Sen. Josh Penry, R-Grand Junction, nominated Wadhams as “the leader of the conservative party,” but conceded that “not everyone agrees that Dick Wadhams is the right choice.”
Penry reeled off a list of diehard Democrats — including President Barack Obama, Colorado Gov. Bill Ritter, state Democratic Party Chair Pat Waak, former President Bill Clinton, Secretary of State Hillary Clinton and former U.S. Sen. Tom Daschle, of South Dakota — who, he said, “hope you vote for anyone other than our good friend Dick Wadhams.”
Wadhams was instrumental in unseating Daschle in 2004, when he managed the successful campaign of Republican U.S. Sen. John Thune.
“Dick Wadhams, and I say this as a rural legislator, is someone who values the rest of the state. The Denver metro area is important… in winning elections, but victories also pass through Weld, Washington, Mesa, Delta, Montrose, La Plata, Ouray, Fremont, Teller and Lake counties and all of the others,” said Penry.
“And Boulder!” chimed a chorus of voices in the audience.
“And Boulder, too!” replied Penry, whose voice was drowned in a roar of laughter and applause.
House Minority Caucus Leader Amy Stephens, of Colorado Springs, seconded the nomination. She credited Wadhams’ leadership for electing five new Republican women to the Legislature — Reps. Cindy Acree, of Aurora; Cheri Gerou, of Evergreen; Carole Murray, of Castle Rock; Betty Jane “B.J.” Nikkel, of Loveland; and Laura Bradford, of Collbran.
“We won a seat that no one thought we could get,” declared Stephens of Bradford’s triumph over former Rep. Bernie Buescher, who was expected to win the election and become speaker of the House. Earlier this year, Ritter appointed the Democrat as Colorado Secretary of State.

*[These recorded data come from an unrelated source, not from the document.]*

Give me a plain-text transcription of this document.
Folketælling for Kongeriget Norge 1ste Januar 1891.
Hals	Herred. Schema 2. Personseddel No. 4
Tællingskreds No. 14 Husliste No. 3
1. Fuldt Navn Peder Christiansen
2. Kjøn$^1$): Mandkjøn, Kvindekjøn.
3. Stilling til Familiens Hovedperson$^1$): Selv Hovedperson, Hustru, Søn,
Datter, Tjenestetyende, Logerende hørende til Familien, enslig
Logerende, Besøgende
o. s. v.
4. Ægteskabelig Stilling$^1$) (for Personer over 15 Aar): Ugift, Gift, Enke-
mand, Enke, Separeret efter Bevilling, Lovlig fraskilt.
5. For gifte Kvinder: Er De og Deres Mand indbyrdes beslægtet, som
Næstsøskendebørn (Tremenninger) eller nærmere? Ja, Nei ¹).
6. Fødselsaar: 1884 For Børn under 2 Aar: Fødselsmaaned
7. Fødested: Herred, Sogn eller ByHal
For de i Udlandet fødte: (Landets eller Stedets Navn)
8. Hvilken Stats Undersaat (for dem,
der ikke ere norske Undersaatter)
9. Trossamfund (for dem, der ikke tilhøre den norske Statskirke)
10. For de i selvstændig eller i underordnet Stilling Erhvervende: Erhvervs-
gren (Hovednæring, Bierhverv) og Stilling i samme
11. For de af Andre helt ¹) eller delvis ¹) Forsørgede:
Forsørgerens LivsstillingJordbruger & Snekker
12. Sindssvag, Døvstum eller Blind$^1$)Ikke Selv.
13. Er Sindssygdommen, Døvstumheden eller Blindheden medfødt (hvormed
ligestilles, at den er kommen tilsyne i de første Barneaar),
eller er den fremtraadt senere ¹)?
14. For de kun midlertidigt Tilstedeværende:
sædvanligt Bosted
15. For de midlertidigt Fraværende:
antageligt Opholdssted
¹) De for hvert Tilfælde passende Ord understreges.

Wadhams’ nomination also was seconded by Weld County GOP Vice Chair Anne Kern, Saguache County GOP Vice Chair Michael Lobato and Gregory Carlson, a CU Boulder student who serves as vice president of the College Republicans and as second vice chair of the Boulder County Party.
Kern lampooned, “If you don’t think Dick Wadhams is conservative, then you don’t think (former) U.S. Senator Wayne Allard is conservative!”
Wadhams recalled being nominated two years earlier in the same auditorium.
“This party was broke — in fact, I didn’t know how broke it was,” said Wadhams, reminding folks that the state GOP was nearly $600,000 in the hole at the time — and that he’d raised money and retired the debt before the November election.
“I had three goals: To retire that debt, to reconnect with county organizations that had not been included in the state party, and to work with our state legislative leadership. I met with Josh Penry and his colleagues weekly at the state Legislature — and I am still doing so today,” said Wadhams.
“This party is solvent!” declared Wadhams. “We’re going do some things in 2009 that will take us to places we’ve never been before.”
His agenda this year includes registering Republican-affiliated voters, recruiting and training candidates and campaign managers, and hosting a new technology forum later this spring.
Those goals lay the foundation for the 2010 elections. Throwing down the GOP gauntlet, Wadhams vowed to unseat Democrats Gov. Bill Ritter and U.S. Sen. Michael Bennet.
“Ritter has done nothing but tax this state to death!” thundered Wadhams. “He’s done nothing but hand the state over to the unions. And Sen. Michael Bennet, who was handpicked by Governor Ritter, has done nothing but be a toady for Barack Obama and the Democrat majority in Congress.”
“We can take these guys out!” declared Wadhams.
After a slam-dunk victory, Wadhams thanked the committee members as well as his challengers.
Asked later if he planned to meet with Stone and Tucker to settle the dust and offer roles in the statewide party organization, Wadhams flatly said, “No.”
“I don’t have a plan to do that. I’m more concerned about working with the party’s 549 county chairs, vice chairs, secretaries and bonus members, and our elected Republican officials,” declared Wadhams.
“Does this mean I won? Gosh! I’m going to ask for a recount,” joked Wadhams. “A liberal won!”